2 ottobre 1975
Una città minorenne
Corriere della Sera, 2 ottobre 1975
Quale inesistente Milano esce dalle carte della magistratura? Quale Milano selvaggia, scomposta, incapace di garantire la giustizia? «Perseverare è diabolico», ma le supreme gerarchie non se ne ricordano. Nell’agosto del ’72 Milano fu dichiarata inadatta al processo per la strage di Piazza Fontana. Fu un errore di civiltà. Adesso sappiamo che nulla è cambiato, che quell’errore rimase.
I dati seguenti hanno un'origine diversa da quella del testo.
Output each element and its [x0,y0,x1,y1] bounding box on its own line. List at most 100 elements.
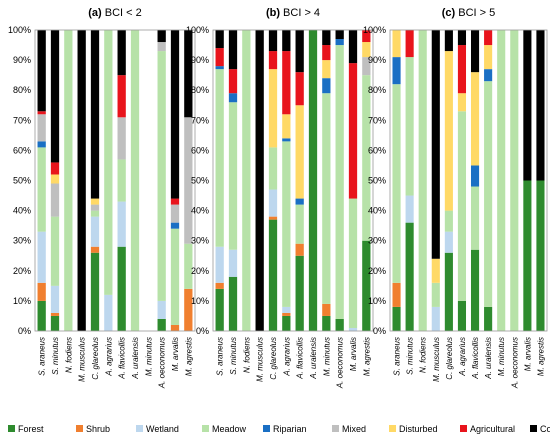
legend-item-riparian: Riparian [263,424,307,434]
bar-segment-meadow [104,30,113,295]
bar-segment-commensal [322,30,331,46]
bar-segment-forest [215,288,224,331]
y-tick-label: 50% [368,176,386,186]
bar-segment-wetland [444,231,453,253]
x-tick-label: M. musculus [256,337,265,382]
legend-swatch [332,425,339,432]
x-tick-label: M. agrestis [184,337,193,376]
plot-frame [34,29,196,332]
chart-panel-2: (b) BCI > 4 0% 10% 20% 30% 40% 50% 60% 70% 80% 90%… [186,7,374,389]
bar-segment-riparian [335,39,344,46]
bar-segment-commensal [470,30,480,73]
bar-segment-mixed [362,57,371,76]
panel-title: (b) BCI > 4 [266,7,320,19]
bar-segment-wetland [282,306,291,313]
bar-segment-commensal [295,30,304,73]
x-tick-label: A. oeconomus [510,337,519,389]
bar-segment-forest [308,30,318,331]
bar-segment-forest [117,246,126,331]
bar-segment-forest [228,276,238,331]
x-tick-label: A. flavicollis [296,337,305,380]
bar-segment-shrub [90,246,100,253]
y-tick-label: 70% [13,115,31,125]
x-tick-label: M. musculus [78,337,87,382]
bar-segment-agricultural [50,162,60,175]
bar-segment-forest [295,255,304,331]
legend-item-meadow: Meadow [202,424,247,434]
y-tick-label: 30% [368,236,386,246]
bar-segment-commensal [37,30,46,112]
bar-segment-meadow [130,30,140,331]
bar-segment-agricultural [322,45,331,61]
y-tick-label: 40% [13,206,31,216]
bar-segment-agricultural [457,45,467,94]
bar-segment-shrub [392,282,401,307]
legend-swatch [136,425,143,432]
chart-panel-3: (c) BCI > 5 0% 10% 20% 30% 40% 50% 60% 70% 80% 90%… [363,7,548,389]
y-tick-label: 50% [191,176,209,186]
y-tick-label: 20% [191,266,209,276]
bar-segment-meadow [335,45,344,319]
x-tick-label: M. agrestis [536,337,545,376]
bar-segment-commensal [215,30,224,49]
legend-swatch [76,425,83,432]
legend-swatch [530,425,537,432]
bar-segment-meadow [242,30,251,331]
x-tick-label: A. agrarius [458,337,467,377]
legend-label: Mixed [342,424,366,434]
bar-segment-agricultural [282,51,291,115]
panel-label: (a) [88,7,102,19]
y-tick-label: 50% [13,176,31,186]
bar-segment-wetland [431,306,440,331]
bar-segment-forest [444,252,453,331]
x-tick-label: N. fodiens [242,337,251,373]
bar-segment-disturbed [50,174,60,184]
y-tick-label: 40% [191,206,209,216]
bar-segment-riparian [170,222,180,229]
legend-item-disturbed: Disturbed [389,424,438,434]
plot-frame [212,29,374,332]
bar-segment-shrub [50,312,60,316]
bar-segment-commensal [431,30,440,259]
bar-segment-forest [268,219,278,331]
y-tick-label: 80% [13,85,31,95]
legend-label: Wetland [146,424,179,434]
bar-segment-commensal [268,30,278,52]
bar-segment-disturbed [484,45,493,70]
bar-segment-riparian [392,57,401,85]
x-tick-label: M. musculus [432,337,441,382]
y-tick-label: 40% [368,206,386,216]
bar-segment-mixed [170,204,180,223]
bar-segment-meadow [405,57,414,196]
bar-segment-commensal [523,30,532,181]
bar-segment-shrub [295,243,304,256]
bar-segment-agricultural [362,30,371,43]
legend-swatch [460,425,467,432]
bar-segment-wetland [215,246,224,283]
bar-segment-wetland [405,195,414,223]
x-tick-label: A. agrarius [104,337,113,377]
y-tick-label: 30% [13,236,31,246]
bar-segment-disturbed [362,42,371,58]
bar-segment-agricultural [268,51,278,70]
bar-segment-disturbed [282,114,291,139]
legend-swatch [202,425,209,432]
bar-segment-commensal [170,30,180,199]
bar-segment-wetland [228,249,238,277]
panel-title-text: BCI > 5 [455,7,495,19]
bar-segment-meadow [392,84,401,283]
bar-segment-wetland [348,327,358,331]
x-tick-label: M. minutus [322,337,331,376]
bar-segment-meadow [184,243,193,289]
x-tick-label: S. minutus [51,337,60,375]
bar-segment-commensal [335,30,344,40]
bar-segment-disturbed [295,105,304,199]
x-tick-label: M. agrestis [362,337,371,376]
y-tick-label: 80% [368,85,386,95]
y-tick-label: 0% [373,326,386,336]
bar-segment-forest [282,315,291,331]
y-tick-label: 20% [13,266,31,276]
bar-segment-meadow [418,30,427,331]
bar-segment-commensal [90,30,100,199]
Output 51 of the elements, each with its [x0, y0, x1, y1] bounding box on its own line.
Milano non avrebbe bisogno d’essere difesa. La sua difesa è nei fatti che la storia di questi tormentati anni è venuta accumulando. Milano ha conosciuto traumi e tragedie, stragi e delitti. Li ha conosciuti e superati: dai giorni di Annarumma a piazza Fontana, dalla morte di Pinelli a quelle di Feltrinelli, di Calabresi, di Saltarelli, di Franceschi, dell’agente Marino, della bomba di Bertoli ai ragazzi uccisi nella scorsa primavera. L’episodio non dispone a favore delle tesi che sostiene la magistratura. Milano, dopo ogni episodio, ha chiesto giustizia. Non è una colpa chiedere giustizia. Significa soltanto onorare la propria vita offesa. Milano non è un ostacolo alla giustizia. Ha assorbito in questo anni drammi sociali fortissimi, è passata attraverso la contestazione e l’autunno caldo, ha visto incrinarsi e cadere i miti del benessere, conosce in queste settimane le incognite della cassa integrazione e della disoccupazione. Ma non cede ai richiami del disordine, non rinuncia ai valori profondi della sua maturità.
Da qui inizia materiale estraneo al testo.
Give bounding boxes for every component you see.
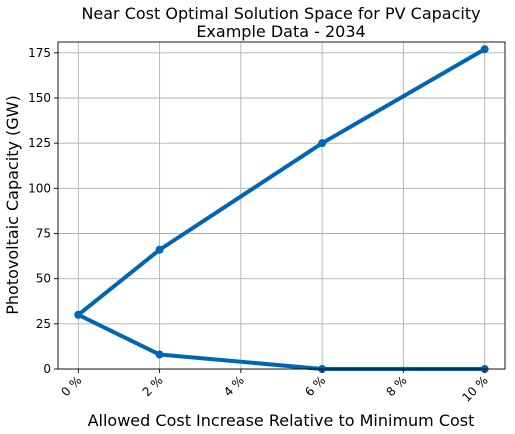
y-tick-label: 75 bbox=[36, 227, 51, 241]
chart-title-line1: Near Cost Optimal Solution Space for PV … bbox=[81, 4, 480, 23]
series-line-1 bbox=[76, 47, 487, 317]
y-tick-label: 150 bbox=[28, 91, 51, 105]
x-tick-label: 6 % bbox=[302, 373, 328, 399]
data-point bbox=[318, 139, 327, 148]
chart-title-line2: Example Data - 2034 bbox=[196, 22, 365, 41]
x-tick-label: 0 % bbox=[58, 373, 84, 399]
plot-frame bbox=[57, 41, 506, 370]
ticks: 0 % 2 % 4 % 6 % 8 % 10 % 0 25 50 75 100 125 150 175 bbox=[28, 46, 491, 405]
series-line-2 bbox=[76, 312, 487, 371]
y-tick-label: 50 bbox=[36, 272, 51, 286]
data-point bbox=[155, 245, 164, 254]
data-point bbox=[74, 310, 83, 319]
y-tick-label: 100 bbox=[28, 181, 51, 195]
grid bbox=[58, 42, 505, 370]
data-point bbox=[480, 45, 489, 54]
y-tick-label: 25 bbox=[36, 317, 51, 331]
x-tick-label: 8 % bbox=[383, 373, 409, 399]
x-tick-label: 2 % bbox=[140, 373, 166, 399]
x-tick-label: 10 % bbox=[459, 373, 490, 404]
x-axis-label: Allowed Cost Increase Relative to Minimu… bbox=[88, 411, 475, 430]
data-point bbox=[155, 350, 164, 359]
y-tick-label: 0 bbox=[43, 362, 51, 376]
x-tick-label: 4 % bbox=[221, 373, 247, 399]
y-axis-label: Photovoltaic Capacity (GW) bbox=[3, 95, 22, 314]
y-tick-label: 175 bbox=[28, 46, 51, 60]
y-tick-label: 125 bbox=[28, 136, 51, 150]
Troppe ipotesi sono già state avanzate in passato sull’ostinato rifiuto a celebrare il processo nella città dove la strage è avvenuta. L’idea di una Milano minorenne sembra far comodo soltanto a che non vuole che sia fatta giustizia. Questo processo spostato nel profondo Sud fa dubitare paradossalmente che sia l’intera nazione a non essere in grado di giudicare. Chi continua ad aver paura, dopo sei anni, della bomba e dei morti di Piazza Fontana?